Most people that I know, that have joined Team Xbox has started the job with a huge amount of passion. Gaming is already in your blood, but when you make gaming products for a living, it starts to be something in your head and it eventually takes root in your heart. You take it home with you, when you leave the office. You see it in the stores when you’re buying your cheesy puffs. It’s in commercials on TV, it’s talked about on the radio, it’s in your Twitter alerts the fire when you’re waiting for a movie and watching a kid in the row ahead of you with a phone, driving a Forza car via the cloud. It’s what you’re talking about in your sleep, because you’re worried that people may not like the latest set of facial hair that you published to the Insiders’ ring earlier that evening.

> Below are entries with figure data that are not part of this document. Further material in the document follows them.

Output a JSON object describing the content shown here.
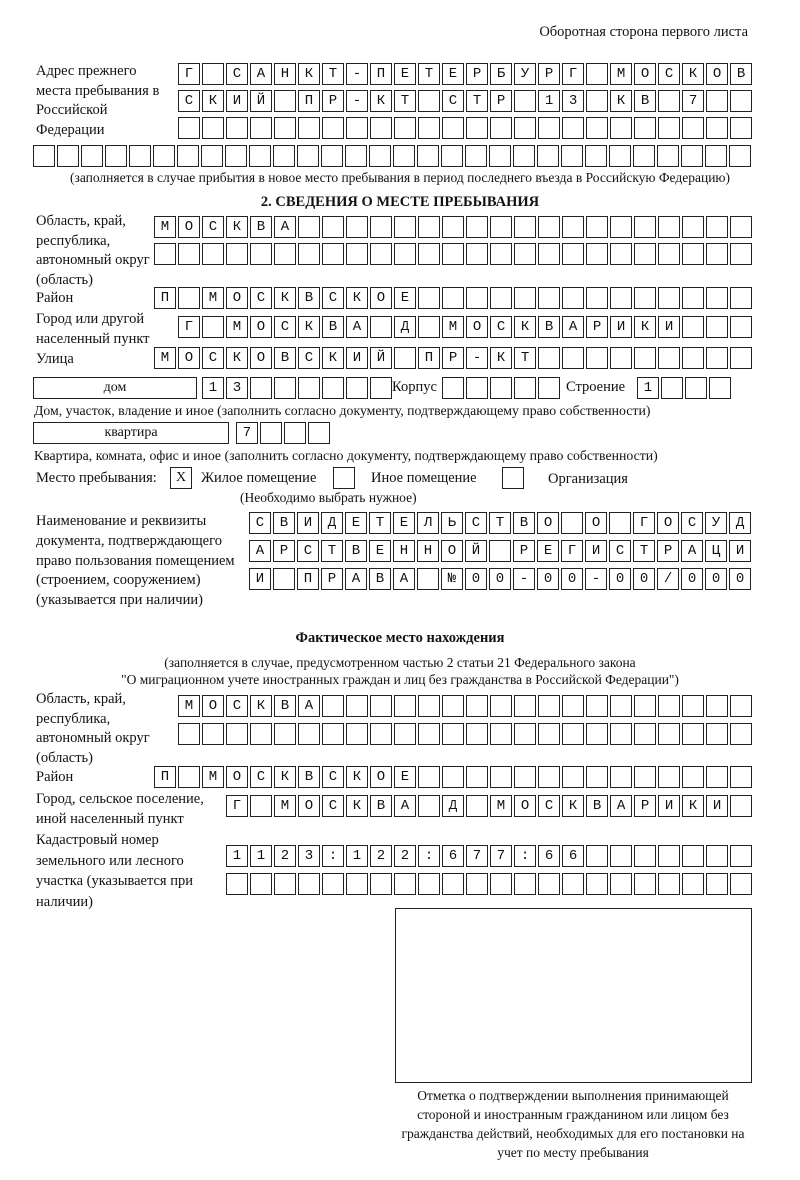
{
  "header": "Оборотная сторона первого листа",
  "prev_address": {
    "label": "Адрес прежнего места пребывания в Российской Федерации",
    "rows": [
      "Г САНКТ-ПЕТЕРБУРГ МОСКОВ",
      "СКИЙ ПР-КТ СТР 13 КВ 7  ",
      "                        ",
      "                              "
    ],
    "note": "(заполняется в случае прибытия в новое место пребывания в период последнего въезда в Российскую Федерацию)"
  },
  "section2": {
    "title": "2. СВЕДЕНИЯ О МЕСТЕ ПРЕБЫВАНИЯ",
    "region_label": "Область, край, республика, автономный округ (область)",
    "region_rows": [
      "МОСКВА                   ",
      "                         "
    ],
    "district_label": "Район",
    "district_row": "П МОСКВСКОЕ              ",
    "city_label": "Город или другой населенный пункт",
    "city_row": "Г МОСКВА Д МОСКВАРИКИ   ",
    "street_label": "Улица",
    "street_row": "МОСКОВСКИЙ ПР-КТ         ",
    "house_type": "дом",
    "house_row": "13      ",
    "korpus_label": "Корпус",
    "korpus_row": "     ",
    "stroenie_label": "Строение",
    "stroenie_row": "1   ",
    "house_note": "Дом, участок, владение и иное (заполнить согласно документу, подтверждающему право собственности)",
    "flat_type": "квартира",
    "flat_row": "7   ",
    "flat_note": "Квартира, комната, офис и иное (заполнить согласно документу, подтверждающему право собственности)",
    "stay_label": "Место пребывания:",
    "options": [
      {
        "label": "Жилое помещение",
        "mark": "X"
      },
      {
        "label": "Иное помещение",
        "mark": ""
      },
      {
        "label": "Организация",
        "mark": ""
      }
    ],
    "options_hint": "(Необходимо выбрать нужное)",
    "doc_label": "Наименование и реквизиты документа, подтверждающего право пользования помещением (строением, сооружением) (указывается при наличии)",
    "doc_rows": [
      "СВИДЕТЕЛЬСТВО О ГОСУД",
      "АРСТВЕННОЙ РЕГИСТРАЦИ",
      "И ПРАВА №00-00-00/000"
    ]
  },
  "actual": {
    "title": "Фактическое место нахождения",
    "note1": "(заполняется в случае, предусмотренном частью 2 статьи 21 Федерального закона",
    "note2": "\"О миграционном учете иностранных граждан и лиц без гражданства в Российской Федерации\")",
    "region_label": "Область, край, республика, автономный округ (область)",
    "region_rows": [
      "МОСКВА                  ",
      "                        "
    ],
    "district_label": "Район",
    "district_row": "П МОСКВСКОЕ              ",
    "city_label": "Город, сельское поселение, иной населенный пункт",
    "city_row": "Г МОСКВА Д МОСКВАРИКИ ",
    "cadastre_label": "Кадастровый номер земельного или лесного участка (указывается при наличии)",
    "cadastre_rows": [
      "1123:122:677:66       ",
      "                      "
    ]
  },
  "stamp_caption": "Отметка о подтверждении выполнения принимающей стороной и иностранным гражданином или лицом без гражданства действий, необходимых для его постановки на учет по месту пребывания"
}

It’s everywhere you go and you love it.

Being a part of Xbox was an adventure. Almost each day was different and no two weeks were ever the same. I got to talk to my customers directly and for the months of my beta cycles, I answered every question I could on the Insiders forum, to give help and gather feedback. I was able to represent my features in at least seven different conferences – including PAX Dev and GDC – sharing product information, stories and experiences of our development cycle. While invited to E3 several times, I always stayed local, to keep working towards launch, and never once regretted it. Even got to contribute to thinks like Inside Xbox and posts about some of the features I’ve worked on.

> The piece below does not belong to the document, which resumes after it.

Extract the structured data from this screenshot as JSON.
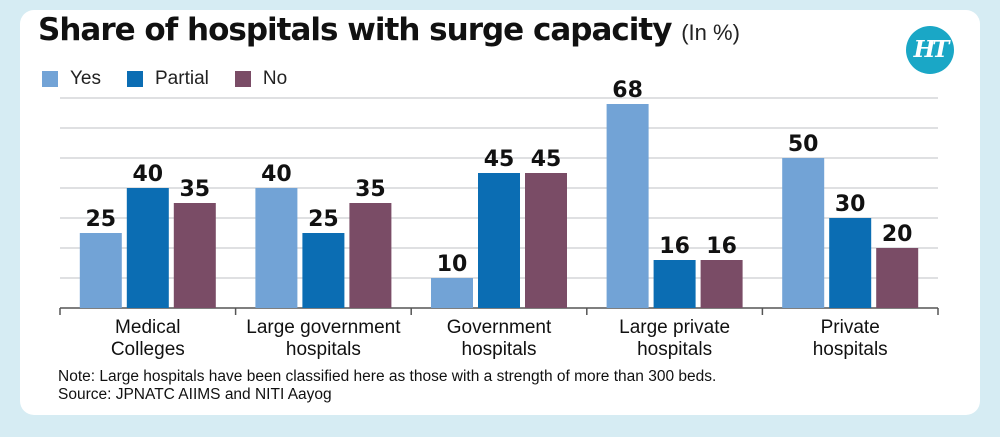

Was it a lot of work? Always. Did I enjoy every part of the job? No! How can you like every part of a job? For me, it was always hard in deciding what not to develop. You can’t bring every feature you think to life because you’ve always got a ship date coming or your team isn’t 50,000 people large. I’d always want to do everything and get it shipped right now, but things just don’t work like that. But did I enjoy spending over a decade working on features for games and gamers? Bet your ass I did. Through it all I tried to remember just how hard it is to leave fingerprints on an industry that is dynamic as gaming, but at Xbox it was something we were able to do on a regular basis. I was always very aware at how… rare it was to get a chance to work in such in a unique part of the gaming industry and its history.

And through it all, the watermarks and badges called out our achievements and contributions with each new release. Through the 56 days in a row, the years of console bring ups, the half of a decade spent working to animate virtual characters on a screen, all the feedback from the super passionate fans that like (or love or hate or berate) what we would bring to market every month… through it all, was getting a new badge the only thing that kept me going? No, but I knew that when I got one, it a chance to stand with my teammates and say, “Yes, I did that and I’m proud of it” – it’s something that I hope Team Xbox always does no matter what the future brings to the console.

To the self-centered, obnoxious entitled mammals that cannot fathom what this tiny little circle of artistically arranged pixels means to the team and can only focus on “WHAT ABOUT ME?” I’ve many passionate things I could say but choose not to but I will remind anyone that’s curious: if you really want to have shot at getting a badge on your profile, Microsoft is always hiring.